We reach our potential plot. I stare at a chest high thicket of nettles, two quite sizeable trees and something I will later find described on the Royal Horticultural Society’s website as ‘a major weed problem’ – Himalayan Balsam. I am mildly horrified. Faced with the reality, Dad will decide to turn the offer down. Surely. He stands, teetering slightly.
‘Looks like a lot of hard work,’ I say.
He grins. ‘That’s the beauty of it.’
‘What?’
‘It’s in such a state they’re letting us have it free for the first year. It’s a beautiful spot, isn’t it? The river is just on the other side of that fence! And is that a blackcurrant bush in the middle?’ I peer but see only the powdery green hue of flowering nettles. Dad, taken out of school at 14 and set to work because his own father had lost his job, is thrifty to a fault and I am sure his appreciation of beauty is less to do with the river and more to do with the fact it isn’t going to cost him a penny. And there’s that word ‘us’ again. He goes on, ‘Even if all we ever do is pick blackcurrants, we’ll still be quids in!’
Now is the time to make my position clear. I have neither the time nor the inclination to take on a project like this. The only vegetables I recognise in growing form are potatoes and peas. Mr Mandy Sutter has zero interest in becoming a man of the soil so we can’t count on him for help. But somehow these words, though perfectly formed in my mind, don’t come out of my mouth. The thing is, I haven’t seen Dad so enthusiastic about anything for ages.

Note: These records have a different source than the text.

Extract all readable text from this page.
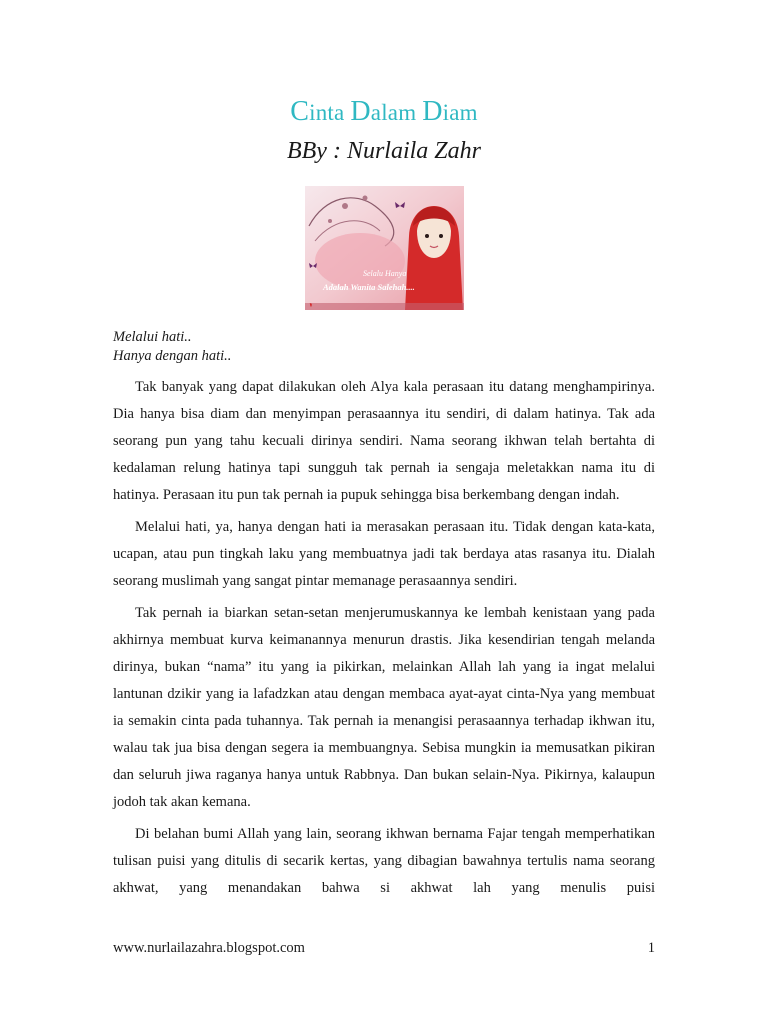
Cinta Dalam Diam
BBy : Nurlaila Zahr
Selalu Hanya
Adalah Wanita Salehah....
Melalui hati..
Hanya dengan hati..

Tak banyak yang dapat dilakukan oleh Alya kala perasaan itu datang menghampirinya. Dia hanya bisa diam dan menyimpan perasaannya itu sendiri, di dalam hatinya. Tak ada seorang pun yang tahu kecuali dirinya sendiri. Nama seorang ikhwan telah bertahta di kedalaman relung hatinya tapi sungguh tak pernah ia sengaja meletakkan nama itu di hatinya. Perasaan itu pun tak pernah ia pupuk sehingga bisa berkembang dengan indah.

Melalui hati, ya, hanya dengan hati ia merasakan perasaan itu. Tidak dengan kata-kata, ucapan, atau pun tingkah laku yang membuatnya jadi tak berdaya atas rasanya itu. Dialah seorang muslimah yang sangat pintar memanage perasaannya sendiri.

Tak pernah ia biarkan setan-setan menjerumuskannya ke lembah kenistaan yang pada akhirnya membuat kurva keimanannya menurun drastis. Jika kesendirian tengah melanda dirinya, bukan “nama” itu yang ia pikirkan, melainkan Allah lah yang ia ingat melalui lantunan dzikir yang ia lafadzkan atau dengan membaca ayat-ayat cinta-Nya yang membuat ia semakin cinta pada tuhannya. Tak pernah ia menangisi perasaannya terhadap ikhwan itu, walau tak jua bisa dengan segera ia membuangnya. Sebisa mungkin ia memusatkan pikiran dan seluruh jiwa raganya hanya untuk Rabbnya. Dan bukan selain-Nya. Pikirnya, kalaupun jodoh tak akan kemana.

Di belahan bumi Allah yang lain, seorang ikhwan bernama Fajar tengah memperhatikan tulisan puisi yang ditulis di secarik kertas, yang dibagian bawahnya tertulis nama seorang akhwat, yang menandakan bahwa si akhwat lah yang menulis puisi

www.nurlailazahra.blogspot.com	1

Soon after making their new start up North, Mum, disorientated in the unfamiliar flat, had a fall. She was never the same and died two years later. It was a terrible blow. But today Dad looks almost happy. As for me, a heady, reckless feeling is on me, a known accompaniment to any doomed new project. I’m in my fifties now and the last time Dad and I did anything horticultural together was at five when I made him ‘garden salads’ from grass, leaves and flowers, insisting that he ate them and watching to make sure he swallowed. Is it time this relationship moved on? I find myself turning to him and smiling. ‘It IS a beautiful spot.’